The Bank noted its projections assume new coronavirus outbreaks will be managed by targeted containment measures, but said the impacts could be more severe than anticipated. Deaths nationally topped 10,000 on Tuesday.
“There is a serious risk… that broader or more intensive restrictions could be required,” it said in its quarterly Monetary Policy Report.
The Bank of Canada also said it did not expect the output gap to close until 2023, and forecast overall inflation to remain below its 2 per cent target through 2022.
“The Governing Council will hold the policy interest rate at the effective lower bound (of 0.25 per cent) until economic slack is absorbed so that the 2 percent inflation target is sustainably achieved. In our current projection, this does not happen until into 2023,” it said in its rate decision.

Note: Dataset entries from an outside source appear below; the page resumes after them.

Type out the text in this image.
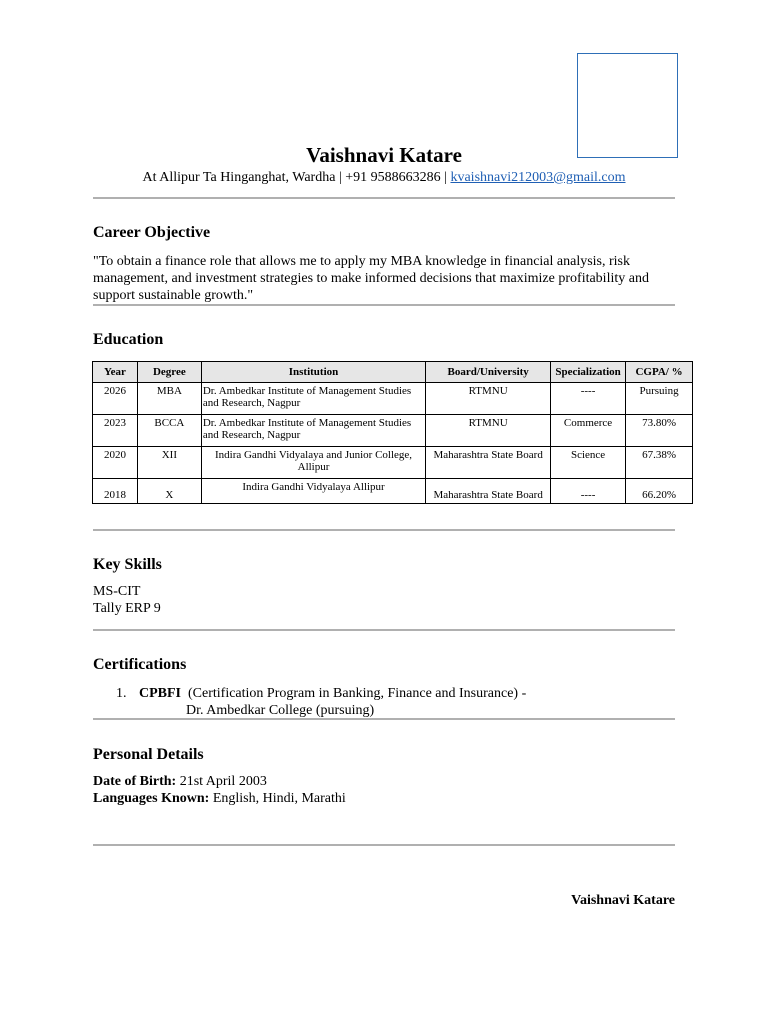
Vaishnavi Katare
At Allipur Ta Hinganghat, Wardha | +91 9588663286 | kvaishnavi212003@gmail.com
Career Objective
"To obtain a finance role that allows me to apply my MBA knowledge in financial analysis, risk management, and investment strategies to make informed decisions that maximize profitability and support sustainable growth."
Education
Year	Degree	Institution	Board/University	Specialization	CGPA/ %
2026	MBA	Dr. Ambedkar Institute of Management Studies and Research, Nagpur	RTMNU	----	Pursuing
2023	BCCA	Dr. Ambedkar Institute of Management Studies and Research, Nagpur	RTMNU	Commerce	73.80%
2020	XII	Indira Gandhi Vidyalaya and Junior College, Allipur	Maharashtra State Board	Science	67.38%
2018	X	Indira Gandhi Vidyalaya Allipur	Maharashtra State Board	----	66.20%
Key Skills
MS-CIT
Tally ERP 9
Certifications
1. CPBFI (Certification Program in Banking, Finance and Insurance) -
Dr. Ambedkar College (pursuing)
Personal Details
Date of Birth: 21st April 2003
Languages Known: English, Hindi, Marathi
Vaishnavi Katare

The central bank said it expects quarterly growth patterns to be “unusually choppy” due to localized COVID-19 outbreaks and containment measures, along with varied rates of recovery across industries.
“I think it’s quite clear that they’re driving home the point that the economy will need stimulus both fiscal and monetary for quite some time,” said Douglas Porter, chief economist at the Bank of Montreal.
The Bank of Canada says it now sees the Canadian economy contracting by 5.7 per cent in 2020, then growing 4.2 per cent in 2021 and 3.7 per cent in 2022.